To see that this forces $X=0$, consider first a third subobject of $X\times P\Omega$, namely the graph of $X\to \Omega\to P\Omega$, where $\Omega\to P\Omega$ is singleton map. Intuitively, it's the set of $(x,\{\chi(x)\})$, i.e. the set $T$ contains exactly the truth value of $x$ belonging to $A$. This subobject is contained in the subobject corresponding to the l.h.s., hence also in $A\times P\Omega$. Projecting on the first factor reveals $A=X$, so both subobjects are in fact the whole of $X\times P\Omega$. Appealing to the intuitive description of the l.h.s. again, this would mean that in the 'context of $X$', any set of truth values contains $1$.

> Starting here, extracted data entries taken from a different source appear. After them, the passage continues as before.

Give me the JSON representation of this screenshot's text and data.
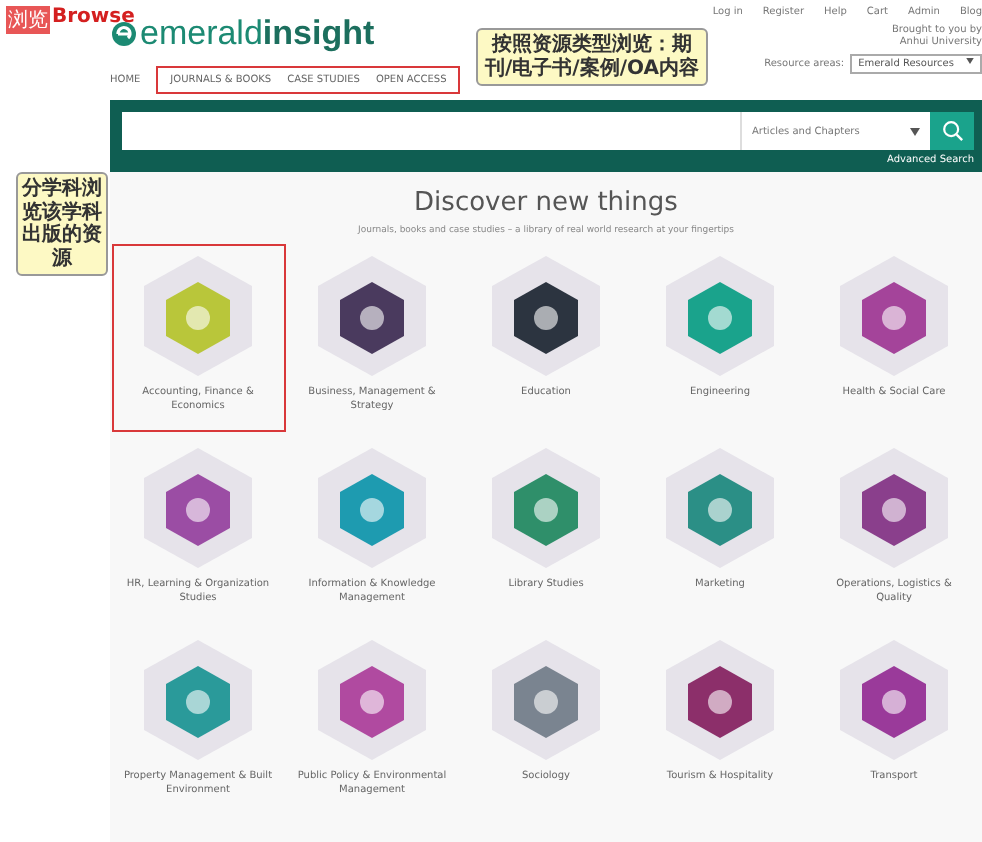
{
  "annotations": [
    {
      "kind": "tag",
      "label": "浏览",
      "text": "Browse"
    },
    {
      "kind": "callout",
      "text": "按照资源类型浏览：期刊/电子书/案例/OA内容"
    },
    {
      "kind": "side_callout",
      "text": "分学科浏览该学科出版的资源"
    }
  ],
  "header": {
    "logo_prefix": "emerald",
    "logo_suffix": "insight",
    "nav": [
      {
        "label": "HOME",
        "highlighted": false
      },
      {
        "label": "JOURNALS & BOOKS",
        "highlighted": true
      },
      {
        "label": "CASE STUDIES",
        "highlighted": true
      },
      {
        "label": "OPEN ACCESS",
        "highlighted": true
      }
    ],
    "top_links": [
      "Log in",
      "Register",
      "Help",
      "Cart",
      "Admin",
      "Blog"
    ],
    "brought_by": [
      "Brought to you by",
      "Anhui University"
    ],
    "resource_label": "Resource areas:",
    "resource_value": "Emerald Resources"
  },
  "search": {
    "scope": "Articles and Chapters",
    "advanced": "Advanced Search"
  },
  "discover": {
    "title": "Discover new things",
    "subtitle": "Journals, books and case studies – a library of real world research at your fingertips",
    "categories": [
      {
        "label": "Accounting, Finance & Economics",
        "highlighted": true,
        "color": "#b9c63a"
      },
      {
        "label": "Business, Management & Strategy",
        "highlighted": false,
        "color": "#4a3a5e"
      },
      {
        "label": "Education",
        "highlighted": false,
        "color": "#2c3440"
      },
      {
        "label": "Engineering",
        "highlighted": false,
        "color": "#1aa38c"
      },
      {
        "label": "Health & Social Care",
        "highlighted": false,
        "color": "#a4449a"
      },
      {
        "label": "HR, Learning & Organization Studies",
        "highlighted": false,
        "color": "#9b4da4"
      },
      {
        "label": "Information & Knowledge Management",
        "highlighted": false,
        "color": "#1e9bb0"
      },
      {
        "label": "Library Studies",
        "highlighted": false,
        "color": "#2f8f6a"
      },
      {
        "label": "Marketing",
        "highlighted": false,
        "color": "#2b8f86"
      },
      {
        "label": "Operations, Logistics & Quality",
        "highlighted": false,
        "color": "#8a3f8c"
      },
      {
        "label": "Property Management & Built Environment",
        "highlighted": false,
        "color": "#2a9a9a"
      },
      {
        "label": "Public Policy & Environmental Management",
        "highlighted": false,
        "color": "#b04aa0"
      },
      {
        "label": "Sociology",
        "highlighted": false,
        "color": "#7a8490"
      },
      {
        "label": "Tourism & Hospitality",
        "highlighted": false,
        "color": "#8c2f6a"
      },
      {
        "label": "Transport",
        "highlighted": false,
        "color": "#9a3a9a"
      }
    ]
  }
}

Let's try to formalize this as saying that ${\mathscr E}/_X$ is trivial: Revisiting the formal description of the l.h.s. subobject of $X\times P\Omega$ again for $A=X$, we see that the map $X\times P\Omega\xrightarrow{\text{eval}_1\circ\pi_{P\Omega}} \Omega$ factors through $1\to\Omega$. Restricting to singleton-sets $s: \Omega\hookrightarrow P\Omega$ and using that $\text{eval}_1\circ s = \text{id}_{\Omega}$, we see that $X\times 1\to X\times \Omega$ is an isomorphism.
This map however is the universal monic in the topos ${\mathscr E}/_X$ - this being an isomorphism implies that the only subobjects are the identities, hence ${\mathscr E}/_X$ is trivial. Finally, the triviality of ${\mathscr E}/_X$ implies that $X$ is initial: if $f,g: X\rightrightarrows Y$ are two parallel arrows, then their equalizer $K\to X$ can be regarded a morphism in ${\mathscr E}/_X$, so is an isomorphism, so $K=X$ and $f=g$.
Edit: To show that there exists a morphism $X\to Y$ for any $Y$, note that $X\times Y\to X$ can be viewed as a morphism in ${\mathscr E}/_X$, hence is an isomorphism, and its inverse gives rise to a morphism $X\to Y$.
Note that these argument can be made explicit in the first-order theory of topoi, avoiding 'stepping outside' of ${\mathscr E}$.